Whether the escape system is designed to be carried into a building or is to be provided in a number of locations throughout the building in anticipation of an emergency, it is beneficial if the system is adaptable to a number of different types of buildings. If the system is to be carried into a burning building, the system should be adaptable because the emergency personnel often cannot know the particular characteristics of the building. Even when the system is to be provided as a feature of the building itself, the cost of the escape system is lessened if the system does not have to be individually designed to meet the particular needs of the building. Many escape systems involve some type of attachment or amchorage to a wall or pillar or some weight-bearing function of a wall or pillar of the building. Typical of such systems are U.S. Pat. No. 3,844,377, issued Oct. 29, 1974 to Wilkins, U.S. Pat. No. 4,440,261, issued Apr. 3, 1984. U.S. Pat. No. 4,538,704, issued Sept. 3, 1985 to Forrest discloses horizontal braces that extend from an exit feature to a wall. Use of these systems, however, is at least partly confounded when the exterior of the building is floor to ceiling glass, as is common in many types of high-rise buildings. In such buildings, the structures most capable of bearing weight or stress are typically the floor and ceiling, generally being reinforced concrete or steel structures. Thus, greatest adaptability of the system is obtained when the anchorage for the system does not require that any significant weight or stress be borne by a wall member of the building.
In many emergency situations, it is desirable to raise emergency personnel from the ground to the site of the emergency, as well as to evacuate personnel from the site of the emergency. Previous escape systems were not particularly adaptable to such raising of emergency personnel, because this operation often involve postponing the departure of waiting evacuees and further required some amount of power or some relatively complex mechanism for hauling up personnel, often heavily laden with equipment.
A movable rope system, particularly a system which is to be heavily weighed such as by attachment of a plurality of evacuees, requires somes means to avoid running the movable rope over a sharp edge such as a window ledge or edge of a balcony, etc. One method of accomplishing this objective involves anchoring the rope at the destination point some distance away from the base of the building so that the rope takes on a slanted or angled configuration with respect to the building. As depicted in U.S. Pat. No. 317,704 issued May 12, 1885 to Beale, et al., U.S. Pat. No. 426,540, issued Apr. 29, 1890 to Matthaes and U.S. Pat. No. 293,322, issued Feb. 12, 1884 to Griswold. Such a system, however, puts great stress on the rope and any ground anchors and requires some anchoring mechanism at the ground which ordinarily means that a trained ground crew and often ground based equipment or fixtures must be provided.
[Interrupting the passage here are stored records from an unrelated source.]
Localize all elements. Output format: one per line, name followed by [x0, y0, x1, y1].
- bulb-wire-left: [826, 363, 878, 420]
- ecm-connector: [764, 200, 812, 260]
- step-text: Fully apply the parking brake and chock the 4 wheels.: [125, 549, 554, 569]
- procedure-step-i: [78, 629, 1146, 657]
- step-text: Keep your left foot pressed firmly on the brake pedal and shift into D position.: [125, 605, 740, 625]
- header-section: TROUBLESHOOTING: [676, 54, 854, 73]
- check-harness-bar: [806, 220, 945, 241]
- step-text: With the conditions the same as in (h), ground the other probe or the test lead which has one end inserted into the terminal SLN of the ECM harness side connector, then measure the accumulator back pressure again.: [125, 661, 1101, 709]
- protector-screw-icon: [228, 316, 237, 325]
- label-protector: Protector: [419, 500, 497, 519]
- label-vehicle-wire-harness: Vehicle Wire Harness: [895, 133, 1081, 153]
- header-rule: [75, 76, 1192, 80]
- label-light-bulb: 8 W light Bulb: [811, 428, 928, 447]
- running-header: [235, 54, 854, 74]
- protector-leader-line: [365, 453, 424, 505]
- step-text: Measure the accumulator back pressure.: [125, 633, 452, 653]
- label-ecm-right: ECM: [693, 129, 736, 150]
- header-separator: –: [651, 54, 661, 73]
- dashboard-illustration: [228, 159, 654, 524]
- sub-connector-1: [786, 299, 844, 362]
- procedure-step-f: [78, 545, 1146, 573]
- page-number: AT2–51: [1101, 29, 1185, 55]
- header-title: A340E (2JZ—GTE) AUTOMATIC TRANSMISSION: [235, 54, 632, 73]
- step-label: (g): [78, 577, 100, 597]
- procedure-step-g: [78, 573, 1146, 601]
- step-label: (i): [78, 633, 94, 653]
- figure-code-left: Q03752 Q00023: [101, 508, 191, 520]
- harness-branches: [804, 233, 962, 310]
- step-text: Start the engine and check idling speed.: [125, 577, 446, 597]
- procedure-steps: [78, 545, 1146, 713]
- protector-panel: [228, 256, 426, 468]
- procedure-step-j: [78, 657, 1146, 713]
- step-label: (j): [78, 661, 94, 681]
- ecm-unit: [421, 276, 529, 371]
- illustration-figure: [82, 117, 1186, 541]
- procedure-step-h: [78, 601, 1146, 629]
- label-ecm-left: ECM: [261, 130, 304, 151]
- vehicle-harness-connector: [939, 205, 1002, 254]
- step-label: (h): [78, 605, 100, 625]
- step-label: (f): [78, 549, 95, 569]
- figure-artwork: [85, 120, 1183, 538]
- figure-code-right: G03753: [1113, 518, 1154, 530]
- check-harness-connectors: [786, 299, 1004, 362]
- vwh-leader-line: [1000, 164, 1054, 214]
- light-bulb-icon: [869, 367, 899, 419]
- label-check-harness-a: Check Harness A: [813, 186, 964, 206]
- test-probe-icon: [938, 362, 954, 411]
Another method for avoiding running the rope over a sharp edge is providing an arm or cantilever beam projecting from the building. Previous beam-type devices such as those depicted in U.S. Pat. No. 3,844,377, issued Oct. 29, 1974 to Wilkins and U.S. Pat. No. 3,459,276, issued Aug. 5, 1969 to Fuse have required heavy support, often necessitating transmittal of force to some portion of a wall, and normally could not be used with more than a few persons, and thus could not be used to evacuate 10 or more persons in a single descent.